Junto
al Templo Blanco había un restaurante al que nos llevaron a comer a
todos los excursionistas. En la puerta del local, nuestro guía nos
dio a cada uno una tarjeta por valor de 100 bats (unos 3 euros). Con
esa tarjeta te comprabas lo que querías, o lo que podías. El sitio
no era demasiado grande. Tenía una barra larga en la que pedías la
comida y un montón de mesas para sentarte. Cuando entramos debía de
haber ahí más de doscientas personas. El barullo era impresionante.
Desconozco las medidas de seguridad en cuanto a aforo de los locales
de Tailandia pero o son muy laxas o no existen o ese sitio no las
respetaba. A mí me da lo mismo comer una cosa que otra, y más
cuando estoy de viaje. Lo que no soportaba de aquel restaurante era
el hacinamiento. Estaba a punto de optar por ayunar cuando Pilar
decidió tomar las riendas. “Ya pido yo”, se ofreció. Supongo
que vio mi cara y pensó que o hacía algo o yo desaparecía de allí
por la vía rápida. En ese momento se nos acercó la pareja de
españoles. Ellos ya habían pedido y sabían cómo funcionaba aquel
lugar. Nos dieron algunas instrucciones de las que Pilar tomó buena
nota. Yo estaba superado por la situación así que no se podía
contar conmigo. “Busca un sitio para sentarnos”, me pidió Pilar.
Creo que tenía sus dudas de que fuera a ser capaz de hacer algo tan
simple. Eché un vistazo al local. Ni una mesa libre. ¡Cómo iba a
haberla si no había sitio ni para estar de pie! Allí ponías a un
antropofóbico y moría en el acto.
Vi
a Pilar hacer una inmersión en aquel amasijo de cabezas, troncos y
extremidades. Me recordó a los delfines cuando nadan bajo una ola. A
saber por dónde salía, si es que salía. Me dirigí hacia un
extremo. Había visto una mesa libre. Estaba acercándome cuando me
vi superado por una viejecita asiática que, como el velero
bergantín, no cortaba el mar sino volaba. Pasó a mi lado a la
velocidad del rayo y me dejó sin mesa y con dos palmos de narices.

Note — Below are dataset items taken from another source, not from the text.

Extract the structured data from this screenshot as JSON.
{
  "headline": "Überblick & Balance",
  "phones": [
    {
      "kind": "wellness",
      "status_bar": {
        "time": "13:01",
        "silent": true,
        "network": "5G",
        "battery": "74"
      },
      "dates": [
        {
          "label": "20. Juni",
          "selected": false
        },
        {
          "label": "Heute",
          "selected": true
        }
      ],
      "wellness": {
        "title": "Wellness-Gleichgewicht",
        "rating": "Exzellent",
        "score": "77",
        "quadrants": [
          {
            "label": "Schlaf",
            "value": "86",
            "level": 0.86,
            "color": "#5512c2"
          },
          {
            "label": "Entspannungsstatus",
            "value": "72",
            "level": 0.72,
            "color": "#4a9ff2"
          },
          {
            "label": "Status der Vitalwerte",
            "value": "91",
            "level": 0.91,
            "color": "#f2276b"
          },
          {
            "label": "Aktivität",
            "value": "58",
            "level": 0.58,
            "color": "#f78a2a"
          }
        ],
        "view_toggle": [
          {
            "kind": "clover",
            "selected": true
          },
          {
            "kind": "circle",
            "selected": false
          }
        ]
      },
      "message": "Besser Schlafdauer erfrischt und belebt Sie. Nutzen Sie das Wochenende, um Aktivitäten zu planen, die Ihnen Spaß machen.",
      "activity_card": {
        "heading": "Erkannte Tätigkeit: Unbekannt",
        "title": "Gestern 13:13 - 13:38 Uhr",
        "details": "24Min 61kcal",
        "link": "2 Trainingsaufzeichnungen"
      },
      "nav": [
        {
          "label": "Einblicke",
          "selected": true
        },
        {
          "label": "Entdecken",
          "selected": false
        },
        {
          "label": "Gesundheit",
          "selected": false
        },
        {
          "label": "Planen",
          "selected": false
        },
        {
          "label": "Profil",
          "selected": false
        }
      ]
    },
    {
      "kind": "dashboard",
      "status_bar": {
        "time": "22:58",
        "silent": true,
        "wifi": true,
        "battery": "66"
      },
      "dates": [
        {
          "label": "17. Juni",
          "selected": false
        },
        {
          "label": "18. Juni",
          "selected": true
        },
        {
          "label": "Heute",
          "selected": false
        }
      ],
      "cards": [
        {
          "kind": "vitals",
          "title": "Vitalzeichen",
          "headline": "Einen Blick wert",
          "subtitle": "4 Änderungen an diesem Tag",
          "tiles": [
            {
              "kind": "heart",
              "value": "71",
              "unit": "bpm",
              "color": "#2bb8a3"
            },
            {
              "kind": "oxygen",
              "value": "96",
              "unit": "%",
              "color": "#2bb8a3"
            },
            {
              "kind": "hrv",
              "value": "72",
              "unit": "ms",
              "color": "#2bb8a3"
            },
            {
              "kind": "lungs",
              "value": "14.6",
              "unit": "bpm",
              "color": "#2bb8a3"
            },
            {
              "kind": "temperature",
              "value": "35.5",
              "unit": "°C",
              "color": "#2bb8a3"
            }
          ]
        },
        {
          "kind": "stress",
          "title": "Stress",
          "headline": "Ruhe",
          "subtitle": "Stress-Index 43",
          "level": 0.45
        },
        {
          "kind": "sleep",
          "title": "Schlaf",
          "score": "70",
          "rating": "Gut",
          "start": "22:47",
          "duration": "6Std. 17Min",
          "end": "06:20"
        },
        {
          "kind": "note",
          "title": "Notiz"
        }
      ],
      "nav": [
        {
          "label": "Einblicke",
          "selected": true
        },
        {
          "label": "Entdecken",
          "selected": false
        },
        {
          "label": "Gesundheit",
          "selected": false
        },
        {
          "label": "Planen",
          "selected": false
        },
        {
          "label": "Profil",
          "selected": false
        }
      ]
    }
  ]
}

Estaba muy ágil, la viejecita. Seguro que luego a sus amigas les
contaba que tenía artrosis, artritis, fibromialgia y mil
enfermedades incapacitantes más, pero en ese momento no se le
notaban.
Estuve
a la deriva un rato por aquel mar de humanidad hasta que se me acercó
una empleada del restaurante. Debió de darse cuenta de que o me
ayudaba o no conseguía un sitio ni en toda la eternidad. Me acompañó
a una puerta lateral y luego me señaló hacia unas mesas que había
en la calle. Estaban junto a unas basuras y tenías que sentarte en
una especie de tronco cortado, pero como se trataba de una callejuela
tranquila y no había nadie me pareció el paraíso terrenal. Dejé
el sombrero a modo de marca territorial y entré para avisar a Pilar
de que estaba allí afuera. Tardé unos diez minutos en dar con ella.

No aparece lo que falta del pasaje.